During the primaries, Kerry branded US firms that send jobs overseas as ''Benedict Arnold" companies and criticized tax policies he says provide incentives for them to do so. His running mate, North Carolina Senator John Edwards, vaulted to national prominence by charging Bush with doing too little to protect US jobs.

The president, however, has criticized his challengers for favoring protectionist policies that will raise prices for US consumers and businesses and harm the economy. He says his tax and free trade policies will create strong economic growth, more jobs, and greater prosperity.

In the long term, many economists say, free trade -- including outsourcing -- produces these benefits by promoting the kind of competition that lowers costs and sparks innovation and ultimately leads to new products and jobs. A study for the Information Technology Association of America by Global Insight, a Waltham economics consulting firm, found that the benefits from outsourcing would create more than 300,000 net new jobs by 2008.

Nariman Behravesh, Global Insight's chief economist, noted that similar anxieties dominated the political debate in the 1980s, when many Americans feared the best jobs were heading to Japan. Instead, new technologies were developed, sparking the '90s boom.

''It means lower prices for goods, lower inflation, better profit margins, and in the end, higher wages."

Economists say that only a small portion -- perhaps 2 to 3 percent -- of the 2.7 million jobs lost in the recent downturn can be attributed to outsourcing. They say a far greater proportion of the job losses are due to technology-driven gains in productivity, which allow companies to expand output without adding workers.

Still, many US companies have boosted productivity, and slashed payrolls, to meet foreign competition. Also, political and economic analysts say, it's no comfort to laid-off workers that they've lost jobs to productivity rather than outsourcing.

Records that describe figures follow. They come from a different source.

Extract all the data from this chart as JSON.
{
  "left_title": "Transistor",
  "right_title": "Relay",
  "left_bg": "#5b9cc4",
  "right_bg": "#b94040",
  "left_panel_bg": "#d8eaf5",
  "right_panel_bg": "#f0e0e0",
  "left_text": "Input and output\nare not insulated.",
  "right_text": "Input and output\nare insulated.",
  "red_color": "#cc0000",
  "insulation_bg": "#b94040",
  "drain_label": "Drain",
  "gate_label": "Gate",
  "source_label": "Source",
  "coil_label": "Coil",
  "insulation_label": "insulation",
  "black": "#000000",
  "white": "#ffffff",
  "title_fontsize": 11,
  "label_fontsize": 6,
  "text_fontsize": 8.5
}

Laurens County, S.C., is only beginning to rebound from the disappearance of its textile industry, said Lumus Byrd, 62, a retired business owner, and a South Carolina delegate to the Democratic Convention. Over the past few years, Byrd said, three mills have shut down, throwing hundreds out of work and contributing to an unemployment rate that peaked during the recent recession at more than 10 percent.

''Many believed in their hearts that textiles would always be here," said Byrd, ''and many have had to take jobs that pay lesser money."

The county, however, has begun to diversify, with plastics maker Sterilite Corp. of Townsend, Mass., opening a plant in Clinton, S.C. Initially, the company is hiring about 200 workers. Byrd said that some 1,500 applied.

Whether the cause is productivity or outsourcing, many of the jobs lost in the last recession will never come back, said John Silvia, chief economist at Wachovia Corp. in Charlotte, N.C. The days when workers are laid off by their company in a downturn, and recalled when the economy rebounds are gone, Silvia said. Instead, workers often have to find jobs in new industries.

Consequently, Silvia said, public policy must extend beyond monetary and tax measures designed to stimulate the economy, and include training and education to help, for example, factory workers become nurses.

''You're not going to restore a lot of these jobs, they're gone," said Silvia. ''The response can't be the same as in the '60s and '70s."

Silvia and other economists concede these can be wrenching transitions, and often mean, at least initially, pay cuts. This, of course, adds to worker anxiety.

''They used to say, get your foot in the door at the phone company and you have a job for life," said Fletcher, the AT&T worker and union official in St. Louis. ''Very few people feel comfortable that they are going to retire and live as comfortably as our parents."